Erst wenn der Betrag nach Abzug aller Freibeträge den Grundfreibetrag überschreitet, fällt Einkommensteuer an – und meist auch die Pflicht zur Steuererklärung.
Wichtig: Das Finanzamt informiert nicht automatisch. Wer Grenzwerte übersieht, riskiert Nachzahlungen für mehrere Jahre.
Die schrittweise Anhebung der Regelaltersgrenze wird 2026 fortgesetzt. Betroffen sind vor allem die Jahrgänge 1961 und 1962:
Geboren Juni–Dezember 1961: Regelaltersgrenze 66 Jahre + 6 Monate
Geboren Januar–April 1962: 66 Jahre + 8 Monate
Ab Jahrgang 1964 gilt dann für alle die Regelaltersgrenze von 67 Jahren.
Wer 45 Versicherungsjahre erreicht, kann weiterhin früher und abschlagsfrei in Rente gehen – allerdings ebenfalls mit steigenden Altersgrenzen. Ein Blick in den Versicherungsverlauf ist hier besonders wichtig.
Ab 2026 gelten neue Schwellenwerte:
Voller Zuschlag bis
1.491 Euro (Alleinstehende)
2.326 Euro (Ehepaare)
60 % Anrechnung in der nächsten Stufe
100 % Anrechnung oberhalb der Obergrenzen
Maßgeblich ist immer das zu versteuernde Einkommen, nicht die Bruttorente.
Volle EM-Rente: bis 20.763,75 Euro jährlich
Teilweise EM-Rente: bis 41.527,50 Euro jährlich
Damit lohnt sich ein Nebenverdienst deutlich stärker als bisher.
Die Minijob-Grenze steigt 2026 von 556 auf 603 Euro monatlich. Gleichzeitig erhöht sich der Mindestlohn auf 13,90 Euro pro Stunde.
Das bedeutet: mehr Geld pro Stunde – aber auch weniger erlaubte Arbeitsstunden, bevor die Grenze überschritten wird. Rentner im Minijob sollten ihre Arbeitszeit deshalb genau im Blick behalten.
Geplant ist eine neue Aktivrente, mit der Altersrentner bis zu 2.000 Euro im Monat steuerfrei hinzuverdienen können. Sozialabgaben fallen weiterhin an – zur Hälfte durch den Arbeitgeber.
Die Regelung gilt nur für nichtselbstständige Arbeit. Selbstständige und Freiberufler sind ausgeschlossen.

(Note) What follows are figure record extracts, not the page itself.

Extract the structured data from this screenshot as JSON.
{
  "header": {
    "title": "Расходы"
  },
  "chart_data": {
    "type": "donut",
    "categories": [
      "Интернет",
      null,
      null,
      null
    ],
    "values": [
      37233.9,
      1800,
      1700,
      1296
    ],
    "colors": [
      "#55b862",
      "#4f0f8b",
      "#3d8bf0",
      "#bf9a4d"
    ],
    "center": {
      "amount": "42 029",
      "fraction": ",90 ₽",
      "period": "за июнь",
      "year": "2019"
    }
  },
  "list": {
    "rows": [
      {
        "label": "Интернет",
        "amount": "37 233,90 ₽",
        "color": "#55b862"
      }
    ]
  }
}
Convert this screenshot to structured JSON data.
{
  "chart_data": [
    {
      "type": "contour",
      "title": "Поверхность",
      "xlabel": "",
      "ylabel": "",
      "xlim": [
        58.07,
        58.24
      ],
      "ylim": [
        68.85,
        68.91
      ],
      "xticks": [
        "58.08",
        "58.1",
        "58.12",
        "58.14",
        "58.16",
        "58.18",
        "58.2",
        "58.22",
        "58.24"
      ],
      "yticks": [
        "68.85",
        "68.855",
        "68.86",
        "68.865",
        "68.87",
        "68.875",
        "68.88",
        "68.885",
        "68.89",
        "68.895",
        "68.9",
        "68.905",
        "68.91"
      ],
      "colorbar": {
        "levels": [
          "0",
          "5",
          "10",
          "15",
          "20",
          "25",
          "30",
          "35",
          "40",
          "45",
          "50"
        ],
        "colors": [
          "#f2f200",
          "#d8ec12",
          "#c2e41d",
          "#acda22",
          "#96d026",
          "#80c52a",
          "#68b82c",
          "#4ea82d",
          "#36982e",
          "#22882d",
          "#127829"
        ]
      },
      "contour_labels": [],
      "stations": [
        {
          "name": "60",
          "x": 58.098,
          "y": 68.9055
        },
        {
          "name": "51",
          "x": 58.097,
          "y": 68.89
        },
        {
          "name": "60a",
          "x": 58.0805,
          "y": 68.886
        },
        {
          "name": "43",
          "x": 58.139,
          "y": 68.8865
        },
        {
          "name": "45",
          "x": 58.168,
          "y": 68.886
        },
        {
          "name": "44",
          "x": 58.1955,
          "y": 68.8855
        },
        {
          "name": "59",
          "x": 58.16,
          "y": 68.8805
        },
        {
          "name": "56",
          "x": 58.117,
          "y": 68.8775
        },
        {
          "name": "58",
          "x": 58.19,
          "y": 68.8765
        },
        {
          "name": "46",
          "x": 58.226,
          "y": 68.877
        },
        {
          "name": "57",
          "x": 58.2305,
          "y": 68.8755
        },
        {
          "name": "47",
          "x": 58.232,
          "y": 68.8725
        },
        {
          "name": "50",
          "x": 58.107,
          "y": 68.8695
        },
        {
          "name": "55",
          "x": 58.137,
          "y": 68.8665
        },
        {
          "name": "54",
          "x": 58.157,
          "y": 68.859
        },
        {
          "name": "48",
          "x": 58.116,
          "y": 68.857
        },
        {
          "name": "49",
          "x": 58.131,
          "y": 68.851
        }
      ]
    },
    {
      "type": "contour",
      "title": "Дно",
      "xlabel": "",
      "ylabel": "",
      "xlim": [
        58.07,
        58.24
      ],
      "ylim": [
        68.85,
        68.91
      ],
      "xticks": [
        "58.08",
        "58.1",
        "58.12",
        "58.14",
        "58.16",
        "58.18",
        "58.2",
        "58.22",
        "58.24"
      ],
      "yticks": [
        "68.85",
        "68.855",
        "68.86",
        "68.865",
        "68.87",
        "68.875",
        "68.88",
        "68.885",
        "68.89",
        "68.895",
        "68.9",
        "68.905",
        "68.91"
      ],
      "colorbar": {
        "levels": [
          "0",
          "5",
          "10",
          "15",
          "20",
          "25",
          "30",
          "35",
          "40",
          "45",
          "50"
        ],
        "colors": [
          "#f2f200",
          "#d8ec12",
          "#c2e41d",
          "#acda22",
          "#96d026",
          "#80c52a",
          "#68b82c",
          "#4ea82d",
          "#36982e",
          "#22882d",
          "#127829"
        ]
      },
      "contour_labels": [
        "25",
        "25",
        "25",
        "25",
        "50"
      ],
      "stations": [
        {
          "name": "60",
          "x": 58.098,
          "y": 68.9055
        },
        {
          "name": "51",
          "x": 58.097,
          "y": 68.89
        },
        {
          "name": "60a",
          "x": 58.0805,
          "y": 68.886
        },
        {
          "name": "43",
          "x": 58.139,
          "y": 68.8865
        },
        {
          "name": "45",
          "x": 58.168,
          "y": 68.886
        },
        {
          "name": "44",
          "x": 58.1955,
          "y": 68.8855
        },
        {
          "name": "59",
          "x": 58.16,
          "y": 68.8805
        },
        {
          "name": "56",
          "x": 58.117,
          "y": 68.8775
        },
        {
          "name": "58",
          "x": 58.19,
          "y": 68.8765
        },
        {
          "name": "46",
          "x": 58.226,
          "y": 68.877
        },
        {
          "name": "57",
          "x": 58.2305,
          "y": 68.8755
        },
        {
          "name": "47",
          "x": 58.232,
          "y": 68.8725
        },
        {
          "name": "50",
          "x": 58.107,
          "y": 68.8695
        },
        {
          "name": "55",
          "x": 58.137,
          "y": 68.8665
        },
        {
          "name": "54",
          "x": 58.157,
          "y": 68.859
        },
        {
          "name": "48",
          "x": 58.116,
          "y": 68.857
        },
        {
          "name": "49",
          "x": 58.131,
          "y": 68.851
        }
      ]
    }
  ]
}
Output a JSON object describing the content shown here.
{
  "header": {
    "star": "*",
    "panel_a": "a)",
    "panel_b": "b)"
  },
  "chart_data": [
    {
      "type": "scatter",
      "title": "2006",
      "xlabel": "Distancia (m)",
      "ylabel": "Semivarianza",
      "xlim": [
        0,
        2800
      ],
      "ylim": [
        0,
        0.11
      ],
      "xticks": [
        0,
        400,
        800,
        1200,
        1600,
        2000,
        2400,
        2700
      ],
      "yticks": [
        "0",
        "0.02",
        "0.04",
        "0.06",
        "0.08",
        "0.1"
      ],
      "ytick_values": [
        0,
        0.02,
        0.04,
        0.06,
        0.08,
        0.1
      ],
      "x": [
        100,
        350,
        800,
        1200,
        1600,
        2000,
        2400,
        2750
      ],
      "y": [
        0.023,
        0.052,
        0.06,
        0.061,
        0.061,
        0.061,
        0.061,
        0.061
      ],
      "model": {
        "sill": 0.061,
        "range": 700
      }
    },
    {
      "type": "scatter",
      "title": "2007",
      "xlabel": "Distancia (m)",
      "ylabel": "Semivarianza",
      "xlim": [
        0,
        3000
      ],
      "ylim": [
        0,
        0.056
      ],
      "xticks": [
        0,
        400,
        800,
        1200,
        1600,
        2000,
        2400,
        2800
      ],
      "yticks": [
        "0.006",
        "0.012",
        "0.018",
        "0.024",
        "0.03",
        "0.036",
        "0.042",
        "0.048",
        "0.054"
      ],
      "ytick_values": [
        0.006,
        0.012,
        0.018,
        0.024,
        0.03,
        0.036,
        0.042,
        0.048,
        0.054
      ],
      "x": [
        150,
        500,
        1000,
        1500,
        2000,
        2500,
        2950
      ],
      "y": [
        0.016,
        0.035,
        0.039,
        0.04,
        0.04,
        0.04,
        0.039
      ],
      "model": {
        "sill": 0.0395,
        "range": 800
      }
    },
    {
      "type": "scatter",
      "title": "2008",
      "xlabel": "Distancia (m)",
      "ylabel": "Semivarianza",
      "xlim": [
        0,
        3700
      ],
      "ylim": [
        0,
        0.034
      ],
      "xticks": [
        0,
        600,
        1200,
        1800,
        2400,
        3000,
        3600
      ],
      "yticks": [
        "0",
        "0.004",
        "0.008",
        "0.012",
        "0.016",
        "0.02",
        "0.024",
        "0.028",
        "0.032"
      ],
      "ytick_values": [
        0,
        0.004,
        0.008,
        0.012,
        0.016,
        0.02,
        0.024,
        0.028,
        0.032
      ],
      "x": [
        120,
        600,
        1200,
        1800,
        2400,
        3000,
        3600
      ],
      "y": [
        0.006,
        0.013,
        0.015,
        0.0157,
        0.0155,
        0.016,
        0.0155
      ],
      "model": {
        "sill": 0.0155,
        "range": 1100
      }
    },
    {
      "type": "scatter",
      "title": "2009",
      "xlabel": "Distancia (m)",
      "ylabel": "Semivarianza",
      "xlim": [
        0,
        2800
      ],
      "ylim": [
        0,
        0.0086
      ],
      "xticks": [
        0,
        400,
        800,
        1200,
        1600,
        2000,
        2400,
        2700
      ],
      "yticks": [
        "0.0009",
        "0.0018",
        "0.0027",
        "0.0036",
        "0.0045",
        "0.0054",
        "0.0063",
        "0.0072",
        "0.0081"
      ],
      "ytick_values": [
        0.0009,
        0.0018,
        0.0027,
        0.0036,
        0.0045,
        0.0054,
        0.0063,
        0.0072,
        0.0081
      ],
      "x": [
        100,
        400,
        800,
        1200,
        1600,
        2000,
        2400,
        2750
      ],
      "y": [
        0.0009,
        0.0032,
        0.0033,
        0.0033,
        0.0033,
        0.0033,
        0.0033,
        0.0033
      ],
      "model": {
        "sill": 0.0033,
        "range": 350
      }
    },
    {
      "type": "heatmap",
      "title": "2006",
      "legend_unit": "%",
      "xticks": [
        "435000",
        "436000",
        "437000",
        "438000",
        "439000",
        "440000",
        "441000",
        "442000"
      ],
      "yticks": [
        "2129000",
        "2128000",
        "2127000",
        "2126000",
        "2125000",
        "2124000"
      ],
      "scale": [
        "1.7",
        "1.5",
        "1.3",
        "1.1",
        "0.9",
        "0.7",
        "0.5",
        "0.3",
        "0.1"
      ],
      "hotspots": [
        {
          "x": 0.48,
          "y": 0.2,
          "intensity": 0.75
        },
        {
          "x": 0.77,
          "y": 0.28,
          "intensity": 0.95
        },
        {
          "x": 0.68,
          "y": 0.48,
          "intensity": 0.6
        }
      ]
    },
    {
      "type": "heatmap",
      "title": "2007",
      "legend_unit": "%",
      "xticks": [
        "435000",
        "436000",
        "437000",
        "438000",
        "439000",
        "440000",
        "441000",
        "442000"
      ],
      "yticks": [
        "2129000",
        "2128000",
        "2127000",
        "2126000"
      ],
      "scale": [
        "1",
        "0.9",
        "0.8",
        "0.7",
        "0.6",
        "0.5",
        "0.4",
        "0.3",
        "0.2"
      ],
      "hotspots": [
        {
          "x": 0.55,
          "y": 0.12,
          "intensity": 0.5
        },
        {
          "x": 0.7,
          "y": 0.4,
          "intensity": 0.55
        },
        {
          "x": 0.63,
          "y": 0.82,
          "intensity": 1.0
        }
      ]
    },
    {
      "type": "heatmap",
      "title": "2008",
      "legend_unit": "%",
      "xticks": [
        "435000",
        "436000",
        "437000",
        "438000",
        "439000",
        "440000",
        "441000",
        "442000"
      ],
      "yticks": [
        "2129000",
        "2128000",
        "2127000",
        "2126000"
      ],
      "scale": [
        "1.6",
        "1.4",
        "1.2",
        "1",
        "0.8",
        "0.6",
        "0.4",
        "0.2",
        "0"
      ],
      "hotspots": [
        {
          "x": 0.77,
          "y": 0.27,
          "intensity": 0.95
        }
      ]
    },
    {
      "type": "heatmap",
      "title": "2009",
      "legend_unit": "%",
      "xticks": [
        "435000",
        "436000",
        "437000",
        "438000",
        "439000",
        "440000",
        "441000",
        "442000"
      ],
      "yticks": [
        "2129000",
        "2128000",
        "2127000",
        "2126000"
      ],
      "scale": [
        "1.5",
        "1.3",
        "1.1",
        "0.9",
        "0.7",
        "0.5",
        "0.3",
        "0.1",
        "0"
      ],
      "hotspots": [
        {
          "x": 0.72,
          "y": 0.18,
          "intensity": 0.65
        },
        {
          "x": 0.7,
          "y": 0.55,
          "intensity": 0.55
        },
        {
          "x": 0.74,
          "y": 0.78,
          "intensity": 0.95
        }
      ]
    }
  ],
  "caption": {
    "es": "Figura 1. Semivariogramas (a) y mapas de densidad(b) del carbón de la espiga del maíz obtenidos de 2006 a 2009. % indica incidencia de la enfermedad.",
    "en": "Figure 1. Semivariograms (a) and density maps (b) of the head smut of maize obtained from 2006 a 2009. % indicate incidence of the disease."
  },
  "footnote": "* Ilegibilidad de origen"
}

Das Gesetz soll – vorbehaltlich der Zustimmung des Bundesrates – 2026 starten.
Auch ehrenamtlich engagierte Rentner profitieren:
Ehrenamtspauschale: 960 Euro (statt 840 Euro)
Übungsleiterpauschale: 3.300 Euro (statt 3.000 Euro)
Damit bleibt mehr Engagement steuerfrei – ein wichtiger Anreiz für Vereine und soziale Einrichtungen.
Ab 01.01.2026 werden Einkommensteuerbescheide standardmäßig elektronisch über ELSTER zugestellt, sofern die Steuererklärung online abgegeben wurde.
Keine Einwilligung mehr nötig
Einspruchsfrist beginnt mit Bereitstellung im Postfach
Papierbescheid nur bei aktivem Widerspruch
Risiko: Wer sein ELSTER-Postfach selten prüft, kann Fristen verpassen.
2026 bringt für Rentner spürbare Veränderungen bei Rente, Steuern und Hinzuverdienst. Wer die neuen Regeln kennt und rechtzeitig prüft, kann mehr Netto behalten und böse Überraschungen vermeiden.